I had noticed a modernist trend in Mahmoud Merhaji's work, an insistence on creating a new reality despite his obvious adeptness at portraiture and realistic depiction. The super realism associated with the pop movement (Chuck Close), and then with the recent New German Painters has taken realistic depiction back into vogue. This could have been an expected progression in Mahmoud Meraji's work - to continue, with such a strong hand, his portraiture. Yet he insisted on making steps forward into the unknown, into modernism.
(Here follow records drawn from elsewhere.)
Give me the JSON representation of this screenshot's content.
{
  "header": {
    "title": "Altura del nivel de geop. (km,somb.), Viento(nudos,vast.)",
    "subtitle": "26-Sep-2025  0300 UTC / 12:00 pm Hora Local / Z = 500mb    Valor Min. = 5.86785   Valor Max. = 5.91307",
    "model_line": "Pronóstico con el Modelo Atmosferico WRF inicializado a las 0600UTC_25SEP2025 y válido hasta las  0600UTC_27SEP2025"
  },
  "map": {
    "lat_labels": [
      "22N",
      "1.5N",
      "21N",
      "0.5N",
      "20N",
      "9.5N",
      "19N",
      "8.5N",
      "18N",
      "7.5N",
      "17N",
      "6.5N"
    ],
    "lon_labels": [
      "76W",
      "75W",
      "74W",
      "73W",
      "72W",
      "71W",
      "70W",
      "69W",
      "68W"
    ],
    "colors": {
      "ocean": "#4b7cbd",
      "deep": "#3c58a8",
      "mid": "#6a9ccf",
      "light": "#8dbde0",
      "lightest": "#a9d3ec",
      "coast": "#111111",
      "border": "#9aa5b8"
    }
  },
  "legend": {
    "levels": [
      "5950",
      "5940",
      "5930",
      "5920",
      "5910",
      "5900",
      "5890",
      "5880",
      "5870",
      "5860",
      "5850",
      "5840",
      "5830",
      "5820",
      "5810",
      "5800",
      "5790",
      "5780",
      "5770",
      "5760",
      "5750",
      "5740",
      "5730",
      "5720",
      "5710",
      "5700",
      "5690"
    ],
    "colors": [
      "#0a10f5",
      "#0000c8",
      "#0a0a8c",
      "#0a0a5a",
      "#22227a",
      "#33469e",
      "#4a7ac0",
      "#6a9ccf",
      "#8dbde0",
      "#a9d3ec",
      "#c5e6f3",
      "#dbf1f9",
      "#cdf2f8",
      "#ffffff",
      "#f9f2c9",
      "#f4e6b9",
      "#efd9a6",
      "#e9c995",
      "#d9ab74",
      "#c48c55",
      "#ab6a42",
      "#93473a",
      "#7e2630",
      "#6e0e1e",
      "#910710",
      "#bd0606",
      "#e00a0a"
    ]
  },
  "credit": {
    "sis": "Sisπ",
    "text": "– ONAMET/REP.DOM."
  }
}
There is an old world craftsmanship in Mahmoud Meraji's unique visions. He has the hand of a fine drawer that can lay rightful claim to the glory of admiration at his talent and ability to depict. He uses his technical ability to support a far more inaccessible narrative. Like the story-line of dreams where the connections are hard to make but the sense is embedded in the memorable impact of the visual, so his figures and their situations veer away from logic to enter a more instinctual realm. He uses a vocabulary of images that seem to possess romantic underpinnings.

The work is subtle and classy, intellectual and yet fresh. His use of colors illustrates his taste, it is never too much, sparingly doled out to accentuate the detailed rendering. Mahmoud uses repetition in a symphonic sense, subverting rhythms in favour of a melody that forms agreeable successions and arrangements of shapes and movements. It is a classical melody with attention to form lending a general effect of balance while the emotions are distant and collected. Mahmoud Meraji is graceful in his depiction. He is discrete with a gentleman's manners. And because of these layers of meanings, not quite revealed, but refined and cultured, the work touches the finer aspects of our own connoisseurship. It invites us into the Meraji realm, one of good breeding where the origins of drawing are accomplished and can thus enter into higher conversations.

If the iconography is not always clear, it is because there is a learning process in place and Meraji is teaching us how to see his world as he offers a respite from the clarion perspective of contemporary depersonalization.